Baseball Australia
- Sport: Baseball
- Jurisdiction: Australia
- Abbreviation: BA
- Affiliation: World Baseball Softball Confederation
- Regional affiliation: Baseball Confederation of Oceania
- Headquarters: Sydney, New South Wales
- Chairman: David Hynes
- CEO: Glenn Williams
- Men's coach: Dave Nilsson
- Women's coach: Jason Pospishil
- Australia

= Baseball Australia =

National governing body of baseball in Australia

Baseball Australia, formerly the Australian Baseball Federation is the national governing body of Baseball in Australia and owns the Australian Baseball League.

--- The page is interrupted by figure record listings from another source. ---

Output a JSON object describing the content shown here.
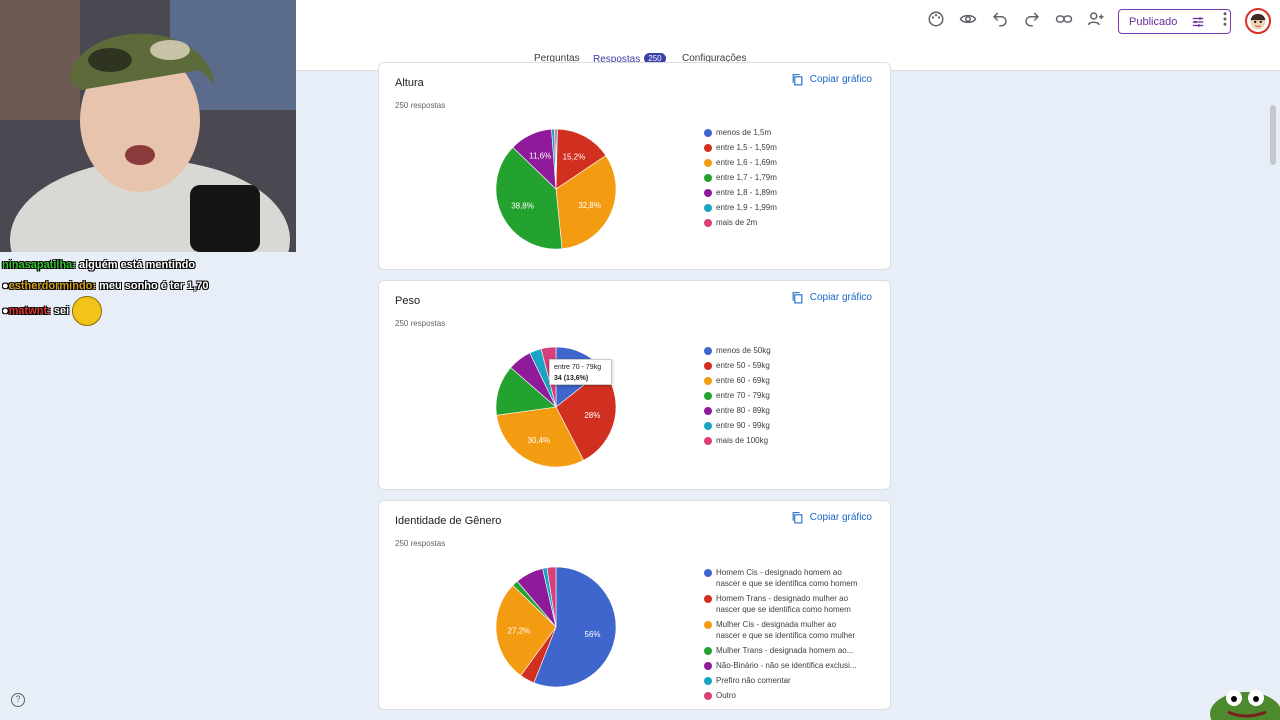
{
  "tabs": [
    {
      "label": "Perguntas"
    },
    {
      "label": "Respostas",
      "count": "250"
    },
    {
      "label": "Configurações"
    }
  ],
  "toolbar": {
    "publish_label": "Publicado",
    "icons": [
      "palette-icon",
      "preview-icon",
      "undo-icon",
      "redo-icon",
      "link-icon",
      "add-collaborator-icon",
      "more-icon"
    ]
  },
  "copy_label": "Copiar gráfico",
  "tooltip": {
    "label": "entre 70 - 79kg",
    "value": "34 (13,6%)"
  },
  "chat": [
    {
      "user": "ninasapatilha:",
      "message": "alguém está mentindo",
      "color": "#31c431"
    },
    {
      "user": "estherdormindo:",
      "message": "meu sonho é ter 1,70",
      "color": "#d4a017"
    },
    {
      "user": "matwnt:",
      "message": "sei",
      "color": "#e0322d"
    }
  ],
  "help_label": "?",
  "colors": {
    "blue": "#3f66cc",
    "red": "#d12f1f",
    "orange": "#f39c12",
    "green": "#23a22f",
    "purple": "#8f1a9a",
    "cyan": "#1aa4c4",
    "pink": "#d8407a"
  },
  "chart_data": [
    {
      "type": "pie",
      "title": "Altura",
      "subtitle": "250 respostas",
      "legend_position": "right",
      "categories": [
        "menos de 1,5m",
        "entre 1,5 - 1,59m",
        "entre 1,6 - 1,69m",
        "entre 1,7 - 1,79m",
        "entre 1,8 - 1,89m",
        "entre 1,9 - 1,99m",
        "mais de 2m"
      ],
      "values": [
        0.4,
        15.2,
        32.8,
        38.8,
        11.6,
        0.8,
        0.4
      ],
      "labels": [
        "",
        "15,2%",
        "32,8%",
        "38,8%",
        "11,6%",
        "",
        ""
      ],
      "colors": [
        "#3f66cc",
        "#d12f1f",
        "#f39c12",
        "#23a22f",
        "#8f1a9a",
        "#1aa4c4",
        "#d8407a"
      ]
    },
    {
      "type": "pie",
      "title": "Peso",
      "subtitle": "250 respostas",
      "legend_position": "right",
      "categories": [
        "menos de 50kg",
        "entre 50 - 59kg",
        "entre 60 - 69kg",
        "entre 70 - 79kg",
        "entre 80 - 89kg",
        "entre 90 - 99kg",
        "mais de 100kg"
      ],
      "values": [
        14.4,
        28,
        30.4,
        13.6,
        6.4,
        3.2,
        4
      ],
      "labels": [
        "14,4%",
        "28%",
        "30,4%",
        "",
        "",
        "",
        ""
      ],
      "colors": [
        "#3f66cc",
        "#d12f1f",
        "#f39c12",
        "#23a22f",
        "#8f1a9a",
        "#1aa4c4",
        "#d8407a"
      ]
    },
    {
      "type": "pie",
      "title": "Identidade de Gênero",
      "subtitle": "250 respostas",
      "legend_position": "right",
      "categories": [
        "Homem Cis - designado homem ao nascer e que se identifica como homem",
        "Homem Trans - designado mulher ao nascer que se identifica como homem",
        "Mulher Cis - designada mulher ao nascer e que se identifica como mulher",
        "Mulher Trans - designada homem ao...",
        "Não-Binário - não se identifica exclusi...",
        "Prefiro não comentar",
        "Outro"
      ],
      "legend_lines": [
        [
          "Homem Cis - designado homem ao",
          "nascer e que se identifica como homem"
        ],
        [
          "Homem Trans - designado mulher ao",
          "nascer que se identifica como homem"
        ],
        [
          "Mulher Cis - designada mulher ao",
          "nascer e que se identifica como mulher"
        ],
        [
          "Mulher Trans - designada homem ao..."
        ],
        [
          "Não-Binário - não se identifica exclusi..."
        ],
        [
          "Prefiro não comentar"
        ],
        [
          "Outro"
        ]
      ],
      "values": [
        56,
        4,
        27.2,
        1.6,
        7.6,
        1.2,
        2.4
      ],
      "labels": [
        "56%",
        "",
        "27,2%",
        "",
        "",
        "",
        ""
      ],
      "colors": [
        "#3f66cc",
        "#d12f1f",
        "#f39c12",
        "#23a22f",
        "#8f1a9a",
        "#1aa4c4",
        "#d8407a"
      ]
    }
  ]
}
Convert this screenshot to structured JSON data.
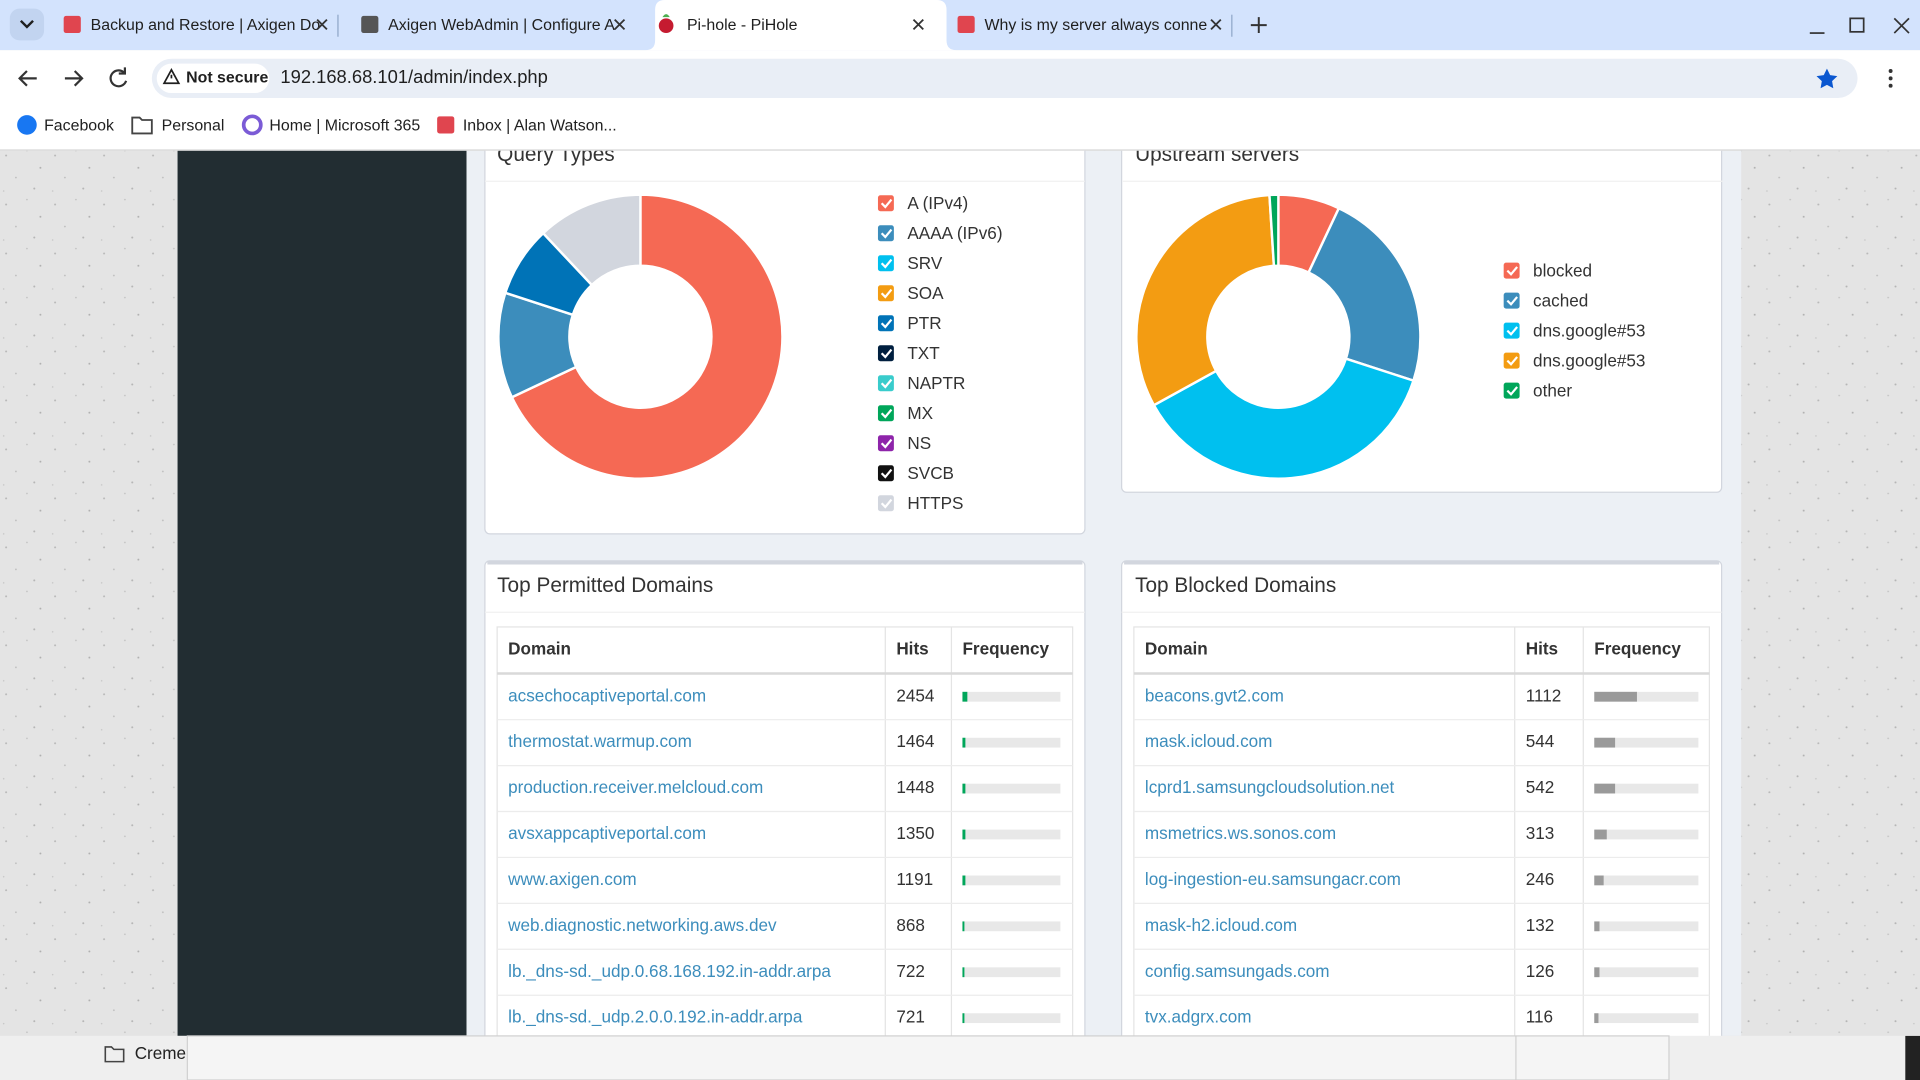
{
  "browser": {
    "tabs": [
      {
        "title": "Backup and Restore | Axigen Do"
      },
      {
        "title": "Axigen WebAdmin | Configure A"
      },
      {
        "title": "Pi-hole - PiHole"
      },
      {
        "title": "Why is my server always conne"
      }
    ],
    "address": {
      "security": "Not secure",
      "url": "192.168.68.101/admin/index.php"
    },
    "bookmarks": [
      "Facebook",
      "Personal",
      "Home | Microsoft 365",
      "Inbox | Alan Watson..."
    ]
  },
  "chart_data": [
    {
      "type": "pie",
      "title": "Query Types",
      "categories": [
        "A (IPv4)",
        "AAAA (IPv6)",
        "SRV",
        "SOA",
        "PTR",
        "TXT",
        "NAPTR",
        "MX",
        "NS",
        "SVCB",
        "HTTPS"
      ],
      "values": [
        68,
        12,
        0,
        0,
        8,
        0,
        0,
        0,
        0,
        0,
        12
      ],
      "colors": [
        "#f56954",
        "#3c8dbc",
        "#00c0ef",
        "#f39c12",
        "#0073b7",
        "#001f3f",
        "#39cccc",
        "#00a65a",
        "#8e24aa",
        "#111111",
        "#d2d6de"
      ]
    },
    {
      "type": "pie",
      "title": "Upstream servers",
      "categories": [
        "blocked",
        "cached",
        "dns.google#53",
        "dns.google#53",
        "other"
      ],
      "values": [
        7,
        23,
        37,
        32,
        1
      ],
      "colors": [
        "#f56954",
        "#3c8dbc",
        "#00c0ef",
        "#f39c12",
        "#00a65a"
      ]
    }
  ],
  "tables": {
    "permitted": {
      "title": "Top Permitted Domains",
      "columns": [
        "Domain",
        "Hits",
        "Frequency"
      ],
      "rows": [
        {
          "domain": "acsechocaptiveportal.com",
          "hits": 2454,
          "frequency": 5
        },
        {
          "domain": "thermostat.warmup.com",
          "hits": 1464,
          "frequency": 3
        },
        {
          "domain": "production.receiver.melcloud.com",
          "hits": 1448,
          "frequency": 3
        },
        {
          "domain": "avsxappcaptiveportal.com",
          "hits": 1350,
          "frequency": 3
        },
        {
          "domain": "www.axigen.com",
          "hits": 1191,
          "frequency": 3
        },
        {
          "domain": "web.diagnostic.networking.aws.dev",
          "hits": 868,
          "frequency": 2
        },
        {
          "domain": "lb._dns-sd._udp.0.68.168.192.in-addr.arpa",
          "hits": 722,
          "frequency": 2
        },
        {
          "domain": "lb._dns-sd._udp.2.0.0.192.in-addr.arpa",
          "hits": 721,
          "frequency": 2
        }
      ]
    },
    "blocked": {
      "title": "Top Blocked Domains",
      "columns": [
        "Domain",
        "Hits",
        "Frequency"
      ],
      "rows": [
        {
          "domain": "beacons.gvt2.com",
          "hits": 1112,
          "frequency": 41
        },
        {
          "domain": "mask.icloud.com",
          "hits": 544,
          "frequency": 20
        },
        {
          "domain": "lcprd1.samsungcloudsolution.net",
          "hits": 542,
          "frequency": 20
        },
        {
          "domain": "msmetrics.ws.sonos.com",
          "hits": 313,
          "frequency": 12
        },
        {
          "domain": "log-ingestion-eu.samsungacr.com",
          "hits": 246,
          "frequency": 9
        },
        {
          "domain": "mask-h2.icloud.com",
          "hits": 132,
          "frequency": 5
        },
        {
          "domain": "config.samsungads.com",
          "hits": 126,
          "frequency": 5
        },
        {
          "domain": "tvx.adgrx.com",
          "hits": 116,
          "frequency": 4
        }
      ]
    }
  },
  "taskbar": {
    "folder": "Creme"
  }
}
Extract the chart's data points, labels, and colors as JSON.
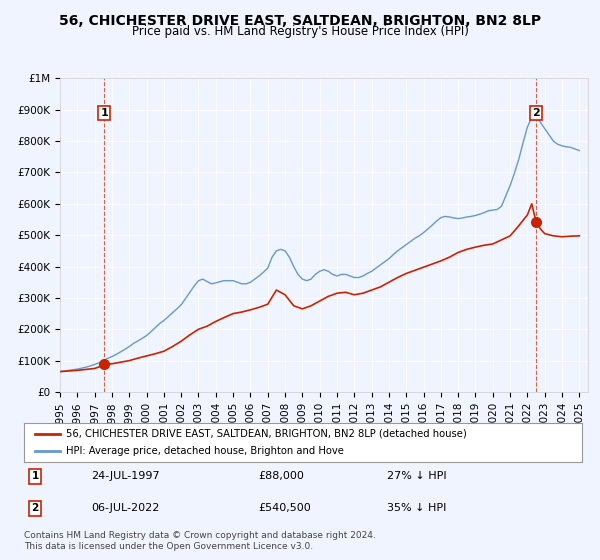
{
  "title": "56, CHICHESTER DRIVE EAST, SALTDEAN, BRIGHTON, BN2 8LP",
  "subtitle": "Price paid vs. HM Land Registry's House Price Index (HPI)",
  "background_color": "#f0f4ff",
  "plot_bg_color": "#f0f4ff",
  "hpi_color": "#6699cc",
  "price_color": "#cc2200",
  "marker1_date_x": 1997.56,
  "marker1_y": 88000,
  "marker2_date_x": 2022.51,
  "marker2_y": 540500,
  "marker1_label": "24-JUL-1997",
  "marker1_price": "£88,000",
  "marker1_hpi": "27% ↓ HPI",
  "marker2_label": "06-JUL-2022",
  "marker2_price": "£540,500",
  "marker2_hpi": "35% ↓ HPI",
  "legend_line1": "56, CHICHESTER DRIVE EAST, SALTDEAN, BRIGHTON, BN2 8LP (detached house)",
  "legend_line2": "HPI: Average price, detached house, Brighton and Hove",
  "footer_line1": "Contains HM Land Registry data © Crown copyright and database right 2024.",
  "footer_line2": "This data is licensed under the Open Government Licence v3.0.",
  "xmin": 1995.0,
  "xmax": 2025.5,
  "ymin": 0,
  "ymax": 1000000,
  "yticks": [
    0,
    100000,
    200000,
    300000,
    400000,
    500000,
    600000,
    700000,
    800000,
    900000,
    1000000
  ],
  "ytick_labels": [
    "£0",
    "£100K",
    "£200K",
    "£300K",
    "£400K",
    "£500K",
    "£600K",
    "£700K",
    "£800K",
    "£900K",
    "£1M"
  ],
  "xticks": [
    1995,
    1996,
    1997,
    1998,
    1999,
    2000,
    2001,
    2002,
    2003,
    2004,
    2005,
    2006,
    2007,
    2008,
    2009,
    2010,
    2011,
    2012,
    2013,
    2014,
    2015,
    2016,
    2017,
    2018,
    2019,
    2020,
    2021,
    2022,
    2023,
    2024,
    2025
  ],
  "hpi_x": [
    1995.0,
    1995.25,
    1995.5,
    1995.75,
    1996.0,
    1996.25,
    1996.5,
    1996.75,
    1997.0,
    1997.25,
    1997.5,
    1997.75,
    1998.0,
    1998.25,
    1998.5,
    1998.75,
    1999.0,
    1999.25,
    1999.5,
    1999.75,
    2000.0,
    2000.25,
    2000.5,
    2000.75,
    2001.0,
    2001.25,
    2001.5,
    2001.75,
    2002.0,
    2002.25,
    2002.5,
    2002.75,
    2003.0,
    2003.25,
    2003.5,
    2003.75,
    2004.0,
    2004.25,
    2004.5,
    2004.75,
    2005.0,
    2005.25,
    2005.5,
    2005.75,
    2006.0,
    2006.25,
    2006.5,
    2006.75,
    2007.0,
    2007.25,
    2007.5,
    2007.75,
    2008.0,
    2008.25,
    2008.5,
    2008.75,
    2009.0,
    2009.25,
    2009.5,
    2009.75,
    2010.0,
    2010.25,
    2010.5,
    2010.75,
    2011.0,
    2011.25,
    2011.5,
    2011.75,
    2012.0,
    2012.25,
    2012.5,
    2012.75,
    2013.0,
    2013.25,
    2013.5,
    2013.75,
    2014.0,
    2014.25,
    2014.5,
    2014.75,
    2015.0,
    2015.25,
    2015.5,
    2015.75,
    2016.0,
    2016.25,
    2016.5,
    2016.75,
    2017.0,
    2017.25,
    2017.5,
    2017.75,
    2018.0,
    2018.25,
    2018.5,
    2018.75,
    2019.0,
    2019.25,
    2019.5,
    2019.75,
    2020.0,
    2020.25,
    2020.5,
    2020.75,
    2021.0,
    2021.25,
    2021.5,
    2021.75,
    2022.0,
    2022.25,
    2022.5,
    2022.75,
    2023.0,
    2023.25,
    2023.5,
    2023.75,
    2024.0,
    2024.25,
    2024.5,
    2024.75,
    2025.0
  ],
  "hpi_y": [
    65000,
    67000,
    69000,
    71000,
    73000,
    76000,
    79000,
    83000,
    88000,
    93000,
    100000,
    107000,
    113000,
    120000,
    128000,
    136000,
    145000,
    155000,
    163000,
    171000,
    180000,
    192000,
    205000,
    218000,
    228000,
    240000,
    253000,
    265000,
    278000,
    298000,
    318000,
    338000,
    355000,
    360000,
    352000,
    345000,
    348000,
    352000,
    355000,
    355000,
    355000,
    350000,
    345000,
    345000,
    350000,
    360000,
    370000,
    382000,
    395000,
    430000,
    450000,
    455000,
    450000,
    430000,
    400000,
    375000,
    360000,
    355000,
    360000,
    375000,
    385000,
    390000,
    385000,
    375000,
    370000,
    375000,
    375000,
    370000,
    365000,
    365000,
    370000,
    378000,
    385000,
    395000,
    405000,
    415000,
    425000,
    438000,
    450000,
    460000,
    470000,
    480000,
    490000,
    498000,
    508000,
    520000,
    532000,
    545000,
    556000,
    560000,
    558000,
    555000,
    553000,
    555000,
    558000,
    560000,
    563000,
    567000,
    572000,
    578000,
    580000,
    582000,
    592000,
    625000,
    658000,
    698000,
    742000,
    795000,
    845000,
    875000,
    880000,
    860000,
    840000,
    820000,
    800000,
    790000,
    785000,
    782000,
    780000,
    775000,
    770000
  ],
  "price_x": [
    1995.0,
    1995.5,
    1996.0,
    1996.5,
    1997.0,
    1997.25,
    1997.5,
    1997.56,
    1997.75,
    1998.0,
    1998.5,
    1999.0,
    1999.5,
    2000.0,
    2000.5,
    2001.0,
    2001.5,
    2002.0,
    2002.5,
    2003.0,
    2003.5,
    2004.0,
    2004.5,
    2005.0,
    2005.5,
    2006.0,
    2006.5,
    2007.0,
    2007.5,
    2008.0,
    2008.5,
    2009.0,
    2009.5,
    2010.0,
    2010.5,
    2011.0,
    2011.5,
    2012.0,
    2012.5,
    2013.0,
    2013.5,
    2014.0,
    2014.5,
    2015.0,
    2015.5,
    2016.0,
    2016.5,
    2017.0,
    2017.5,
    2018.0,
    2018.5,
    2019.0,
    2019.5,
    2020.0,
    2020.5,
    2021.0,
    2021.5,
    2022.0,
    2022.25,
    2022.51,
    2022.75,
    2023.0,
    2023.5,
    2024.0,
    2024.5,
    2025.0
  ],
  "price_y": [
    65000,
    67000,
    69000,
    72000,
    75000,
    80000,
    84000,
    88000,
    88000,
    90000,
    95000,
    100000,
    108000,
    115000,
    122000,
    130000,
    145000,
    162000,
    182000,
    200000,
    210000,
    225000,
    238000,
    250000,
    255000,
    262000,
    270000,
    280000,
    325000,
    310000,
    275000,
    265000,
    275000,
    290000,
    305000,
    315000,
    318000,
    310000,
    315000,
    325000,
    335000,
    350000,
    365000,
    378000,
    388000,
    398000,
    408000,
    418000,
    430000,
    445000,
    455000,
    462000,
    468000,
    472000,
    485000,
    498000,
    530000,
    565000,
    600000,
    540500,
    520000,
    505000,
    498000,
    495000,
    497000,
    498000
  ]
}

Baseball is played in all the mainland states and territories, but it struggles for popularity due to the popularity of many other sports, including the comparable sport of cricket, in which Australia has always been one of the leading nations. School-aged children are generally guided toward a future in cricket, rather than baseball, especially in the private schooling system.

Baseball Australia were previously 25% stakeholders along with Major League Baseball of the ABL when it began play in November 2010. Following the 2015–16 Australian Baseball League season, MLB decided to relinquish its 75% share in the League, with Baseball Australia becoming the sole owner.

Since Australia's silver medal performance at the 2004 Athens Olympics the participation rate in most of the eastern states has remained stable, however, there has been a large increase in the sport's popularity and participation in Western Australia.

In 2003, within Australia there was roughly 57,000 Australians playing baseball in around 5000 teams.

The most notable Australian-born baseball players include Dave Nilsson and Graeme Lloyd.